At his home, Ponpoj upends a plastic bag and thousands of tiny sparkling red rubies tumble out. Worth 400,000 baht, they were recently bought on his behalf by his agent in Madagascar.

"I could sell these [uncut] stones at the market for one million baht," he says. "If I got them cut, I could make between two to three million baht, especially if there are some nice stones in there. But I only sell on eBay and 80 per cent of those are unheated, as my market wants unheated.
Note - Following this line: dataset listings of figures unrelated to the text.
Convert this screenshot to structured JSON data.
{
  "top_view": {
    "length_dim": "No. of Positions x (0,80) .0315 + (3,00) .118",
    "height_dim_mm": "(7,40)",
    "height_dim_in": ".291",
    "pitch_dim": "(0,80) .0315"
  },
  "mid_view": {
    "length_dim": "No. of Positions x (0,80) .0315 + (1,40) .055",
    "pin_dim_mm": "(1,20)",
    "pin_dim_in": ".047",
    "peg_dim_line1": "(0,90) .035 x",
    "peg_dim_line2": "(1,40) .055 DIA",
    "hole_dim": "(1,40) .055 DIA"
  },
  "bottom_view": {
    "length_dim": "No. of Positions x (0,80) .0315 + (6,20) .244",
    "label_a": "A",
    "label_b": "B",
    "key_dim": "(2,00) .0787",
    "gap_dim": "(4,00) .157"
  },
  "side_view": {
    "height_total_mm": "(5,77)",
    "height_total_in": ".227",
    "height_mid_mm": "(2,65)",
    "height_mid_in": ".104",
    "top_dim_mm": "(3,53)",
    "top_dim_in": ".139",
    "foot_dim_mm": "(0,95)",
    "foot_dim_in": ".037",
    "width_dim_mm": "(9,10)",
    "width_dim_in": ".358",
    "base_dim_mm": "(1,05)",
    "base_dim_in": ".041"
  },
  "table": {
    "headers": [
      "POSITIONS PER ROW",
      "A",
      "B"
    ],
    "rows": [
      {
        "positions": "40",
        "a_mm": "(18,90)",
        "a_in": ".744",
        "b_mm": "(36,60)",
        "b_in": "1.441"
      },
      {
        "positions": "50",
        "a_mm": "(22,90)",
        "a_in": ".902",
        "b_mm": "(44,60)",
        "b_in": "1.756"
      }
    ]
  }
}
"Some people are very smart and they create new recipes for cooking stones all the time," he says, picking up individual stones with metal tweezers and giving them each a quick inspection. "Cooking is the same as when you cook in the kitchen. They have their stove at home and they cook. They have specific timings and specific temperatures, such as 10 minutes at 300 degrees Celsius then 15 minutes at 400 degrees Celsius over 20 hours. The colour can go up and down. If it's lighter, they can make it darker."

And it's this continuous experimentation that has led to advances in the treatment processes. For Lotus Gemology and similar establishments, this means having to increasingly give clients bad news about the quality of the gems they have bought.

Such laboratories didn't identify heat-treated gemstones quickly enough to stop the world market becoming flooded with them. But, in 2002, the labs discovered another Thai method, one that involved treating Madagascar rubies with beryllium, and issued a warning. In response, retailers such as Tiffany's threatened to boycott Thai stones until the industry was cleaned up.

"There is much more being done to stones than just heat treatment," says Wimon Manorotkul, a fellow of the Gemological Association of Great Britain and the owner of a gem laboratory. "Some are putting chemicals or oil on the stones, some put lead glass in. As long as they disclose this, everything has its own value."

And therein lies the problem. The initial dealer may disclose that a stone has been treated, but by the time it finds its way across the globe, that information has often been lost and the customer becomes the victim.

In May, US jewellery retailer Zales was exposed when an undercover investigation by American television news programme Inside Edition caught it selling rubies filled with lead glass to unknowing customers, who were told the stones were genuine.

It's a practice that can be traced back to those ground-breaking experiments in France.

"Basically, the French guy who developed the first commercial process [which involved heating gemstones to create beautiful coloured stones on a mass level] is the same guy who developed this," says Hughes, holding one of the first reconstructed rubies in the palm of his hand.

"[Verneuil] developed the process and then wrote it down and gave it to the French Academy of Sciences in a sealed note that was later opened. That was around 1894, but he didn't make the process public until 1902, so what he did for eight years, you can guess …"

We will never know exactly what Verneuil did with his synthesised rubies in that lost period, but what we do know is that his process, some 100 years later, would ultimately save a small Thai gemstone mining town from vanishing off the map, and help it become a major global player.